I jumped about a mile as Kristy's very pissed off voice screamed at me "Who the fuck do you think you are you damn bitch!"
I was getting distracted by my guy, and was just poised to reply that she should call again after the party (for some reason her anger hadn't registered with me- probably the alcohol), when the line suddenly went dead. I turned around to face the guy as he pulled the phone away, my mouth open with shock, and he stuck his tongue in it. And I gave in to him.
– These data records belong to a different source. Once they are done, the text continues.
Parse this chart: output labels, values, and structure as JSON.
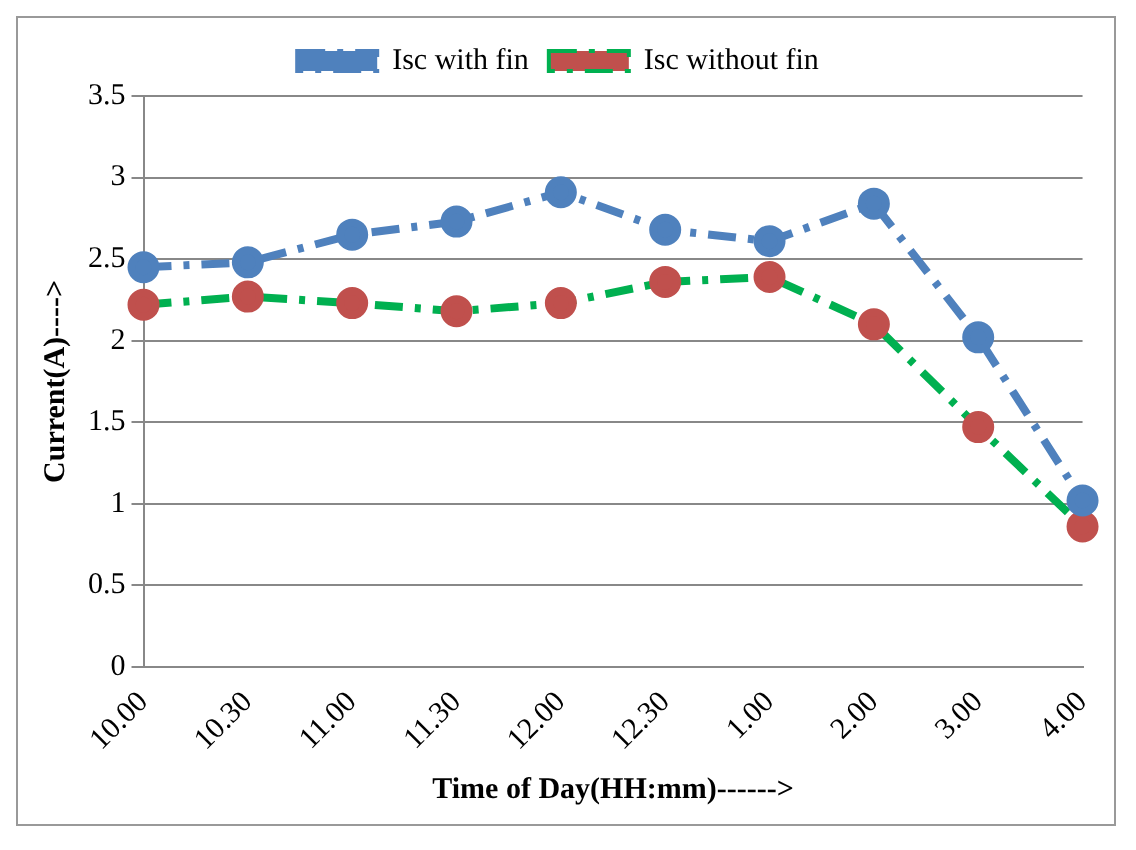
{
  "chart_data": {
    "type": "line",
    "xlabel": "Time of Day(HH:mm)------>",
    "ylabel": "Current(A)---->",
    "categories": [
      "10.00",
      "10.30",
      "11.00",
      "11.30",
      "12.00",
      "12.30",
      "1.00",
      "2.00",
      "3.00",
      "4.00"
    ],
    "series": [
      {
        "name": "Isc with fin",
        "color": "#4f81bd",
        "values": [
          2.45,
          2.48,
          2.65,
          2.73,
          2.91,
          2.68,
          2.61,
          2.84,
          2.02,
          1.02
        ]
      },
      {
        "name": "Isc without fin",
        "color": "#00b050",
        "colors": [
          "#c0504d",
          "#c0504d",
          "#c0504d",
          "#c0504d",
          "#c0504d",
          "#c0504d",
          "#c0504d",
          "#c0504d",
          "#c0504d",
          "#c0504d"
        ],
        "values": [
          2.22,
          2.27,
          2.23,
          2.18,
          2.23,
          2.36,
          2.39,
          2.1,
          1.47,
          0.86
        ]
      }
    ],
    "ylim": [
      0,
      3.5
    ],
    "yticks": [
      0,
      0.5,
      1,
      1.5,
      2,
      2.5,
      3,
      3.5
    ],
    "grid": "y",
    "legend": "top",
    "marker": "circle",
    "line_style": "dashed"
  }
}
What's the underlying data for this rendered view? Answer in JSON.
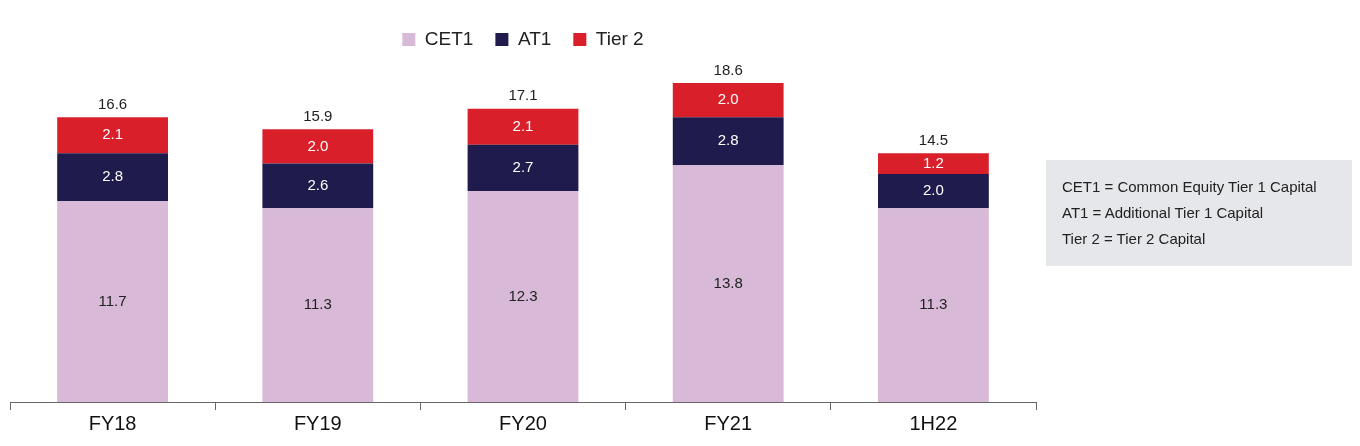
{
  "chart_data": {
    "type": "bar",
    "stacked": true,
    "categories": [
      "FY18",
      "FY19",
      "FY20",
      "FY21",
      "1H22"
    ],
    "series": [
      {
        "name": "CET1",
        "color": "#d8b9d8",
        "values": [
          11.7,
          11.3,
          12.3,
          13.8,
          11.3
        ],
        "value_labels": [
          "11.7",
          "11.3",
          "12.3",
          "13.8",
          "11.3"
        ]
      },
      {
        "name": "AT1",
        "color": "#1f1b4d",
        "values": [
          2.8,
          2.6,
          2.7,
          2.8,
          2.0
        ],
        "value_labels": [
          "2.8",
          "2.6",
          "2.7",
          "2.8",
          "2.0"
        ]
      },
      {
        "name": "Tier 2",
        "color": "#d9202a",
        "values": [
          2.1,
          2.0,
          2.1,
          2.0,
          1.2
        ],
        "value_labels": [
          "2.1",
          "2.0",
          "2.1",
          "2.0",
          "1.2"
        ]
      }
    ],
    "totals": [
      "16.6",
      "15.9",
      "17.1",
      "18.6",
      "14.5"
    ],
    "legend": "top",
    "grid": false,
    "annotations": [
      "CET1 = Common Equity Tier 1 Capital",
      "AT1 = Additional Tier 1 Capital",
      "Tier 2 = Tier 2 Capital"
    ]
  }
}
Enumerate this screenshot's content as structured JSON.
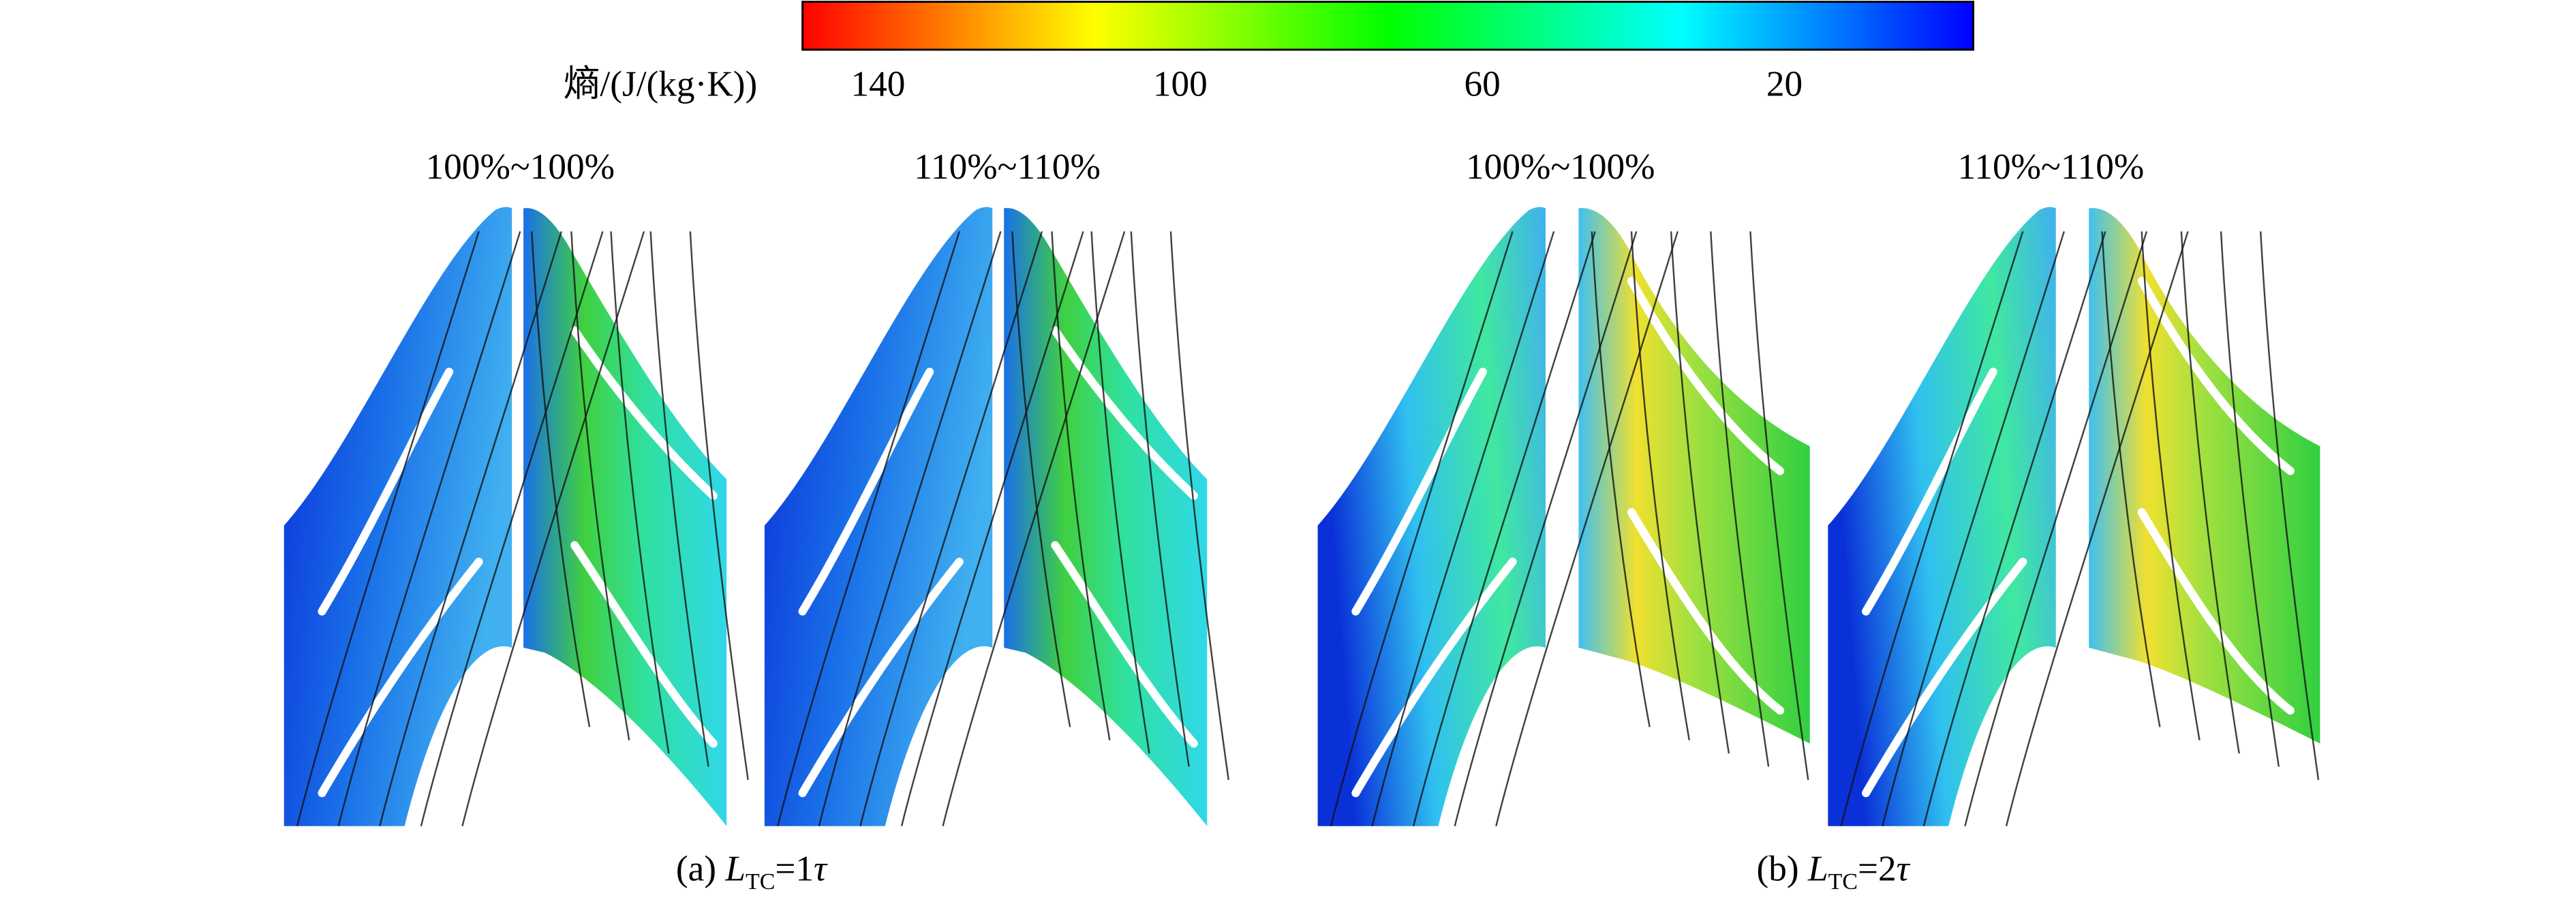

Later, we were in the bedroom, door shut but not locked, making out big-time, when suddenly the dorr busted open, with Kristy and Lissa. We were both hella startled by the sudden interruption. I pulled my tongue out of his mouth, vaguely glad they hadn't waited much longer before coming in, because he had already taken his shirt off and was starting to take off mine. But even so, I was not happy. We started screaming at each other, the guy left, and we ended up in a full-scale physical fight. Normally I'd have won, but I was drunk and if we had finished the fight out Kristy would have kicked my ass. About halfway through, Lizzy got us to stop by screaming, because we were stunned by how loud skinny Lizzy could scream. Then Lissa delivered the bombshell. She said that we should split up the group because it was obvious we just weren't getting along. It managed to shock me out of my drunken haze for awhile. I think I set a record for how many guys I slept with that night. I was doing it to make myself feel better, because it was fun, and kept my mind off the group breakup, which I needed to do.